The regulatory domain of CTP: phosphocholine cytidylyltransferase (CCT): structure, membrane interactions, and similarity to α-synuclein.

α-Synuclein, a synaptic vesicle protein whose mis-folding is linked to Parkinson’s Disease, and CTP:phosphocholine cytidylyltransferase (CCT), a key regulatory enzyme in phosphatidylcholine synthesis, share a common structure and function. Both contain lipid-inducible, amphipathic helical (AH) membrane binding motifs followed by unstructured acidic tails. Circular dichroism and tryptophan fluorescence studies comparing membrane-binding properties showed that α-synuclein has weaker affinity for anionic phospholipids than CCT tail regions, and a more stringent lipid compositional selectivity for binding. This may reflect the lower propensity of α-synuclein for helical conformation. However, both proteins can penetrate the lipid bilayer to a similar depth.

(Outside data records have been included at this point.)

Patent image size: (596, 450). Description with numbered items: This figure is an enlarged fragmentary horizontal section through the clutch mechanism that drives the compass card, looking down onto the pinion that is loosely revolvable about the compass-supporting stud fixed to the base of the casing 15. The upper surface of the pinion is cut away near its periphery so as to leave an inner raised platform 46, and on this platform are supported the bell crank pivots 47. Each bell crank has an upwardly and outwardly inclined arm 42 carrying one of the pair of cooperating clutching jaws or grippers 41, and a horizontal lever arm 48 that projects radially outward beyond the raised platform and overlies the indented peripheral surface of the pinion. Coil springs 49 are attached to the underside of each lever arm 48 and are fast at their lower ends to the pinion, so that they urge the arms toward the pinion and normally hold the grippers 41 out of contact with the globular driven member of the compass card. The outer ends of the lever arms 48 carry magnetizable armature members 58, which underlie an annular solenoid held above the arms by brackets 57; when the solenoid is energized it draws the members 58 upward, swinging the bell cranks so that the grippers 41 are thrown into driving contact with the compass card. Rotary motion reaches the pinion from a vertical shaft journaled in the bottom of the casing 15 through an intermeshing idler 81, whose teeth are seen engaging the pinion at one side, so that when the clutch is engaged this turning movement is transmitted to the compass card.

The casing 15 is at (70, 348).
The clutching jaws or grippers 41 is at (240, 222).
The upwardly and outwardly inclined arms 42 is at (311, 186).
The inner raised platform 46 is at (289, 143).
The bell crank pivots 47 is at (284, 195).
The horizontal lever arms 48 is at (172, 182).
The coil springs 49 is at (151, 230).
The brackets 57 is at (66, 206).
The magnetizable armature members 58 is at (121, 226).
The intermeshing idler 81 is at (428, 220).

A phospho-mimic version of the CCT-tail had lower α-helicity than wildtype CCT upon membrane binding, suggesting phosphorylation affects the secondary structure of the adjacent AH domain. These studies provide a foundation for exploring the usefulness of CCT-tails to promote the α-helical character of α-synuclein, thus promoting its non-toxic folding pathway.